Late Thoughts on an Old War: The Legacy of Vietnam
Author: Philip D. Beidler
Publication date: 2007
University of Georgia Press
This book includes a chapter on the music of the war era.
Philip D. Beidler, who served as an armored cavalry platoon leader in Vietnam, sees less and less of the hard-won perspective of the common soldier in what America has made of that war. Each passing year, he says, dulls our sense of immediacy about Vietnam's costs, opening wider the temptation to make it something more necessary, neatly contained, and justifiable than it should ever become. Here Beidler draws on deeply personal memories to reflect on the war's lingering aftereffects and the shallow, evasive ways we deal with them.
Beidler brings back the war he knew in chapters on its vocabulary, music, literature, and film. His catalog of soldier slang reveals how finely a tour of Vietnam could hone one's sense of absurdity.

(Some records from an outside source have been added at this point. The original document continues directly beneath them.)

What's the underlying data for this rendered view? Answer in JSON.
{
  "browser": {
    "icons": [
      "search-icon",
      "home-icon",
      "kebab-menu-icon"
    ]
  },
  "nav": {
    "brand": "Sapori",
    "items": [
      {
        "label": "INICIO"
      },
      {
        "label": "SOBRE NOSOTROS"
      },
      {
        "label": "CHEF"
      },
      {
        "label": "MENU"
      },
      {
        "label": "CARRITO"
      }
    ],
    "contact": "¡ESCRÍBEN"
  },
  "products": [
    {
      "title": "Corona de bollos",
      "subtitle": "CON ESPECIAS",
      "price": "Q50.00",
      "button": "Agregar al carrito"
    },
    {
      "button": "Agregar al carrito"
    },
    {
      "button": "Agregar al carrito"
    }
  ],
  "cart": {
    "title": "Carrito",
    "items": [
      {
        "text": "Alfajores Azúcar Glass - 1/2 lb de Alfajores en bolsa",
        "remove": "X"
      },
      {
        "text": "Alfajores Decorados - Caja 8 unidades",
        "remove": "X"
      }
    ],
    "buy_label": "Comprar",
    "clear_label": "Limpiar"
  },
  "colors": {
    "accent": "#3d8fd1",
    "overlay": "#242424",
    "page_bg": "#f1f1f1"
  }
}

His survey of the war's pop hits looks for meaning in the soundtrack many veterans still hear in their heads. Beidler also explains how "Viet Pulp" literature about snipers, tunnel rats, and other hard-core types has pushed aside masterpieces like Duong Thu Huong's Novel without a Name. Likewise we learn why the movie The Deer Hunter doesn't "get it" about Vietnam but why Platoon and We Were Soldiers sometimes nearly do.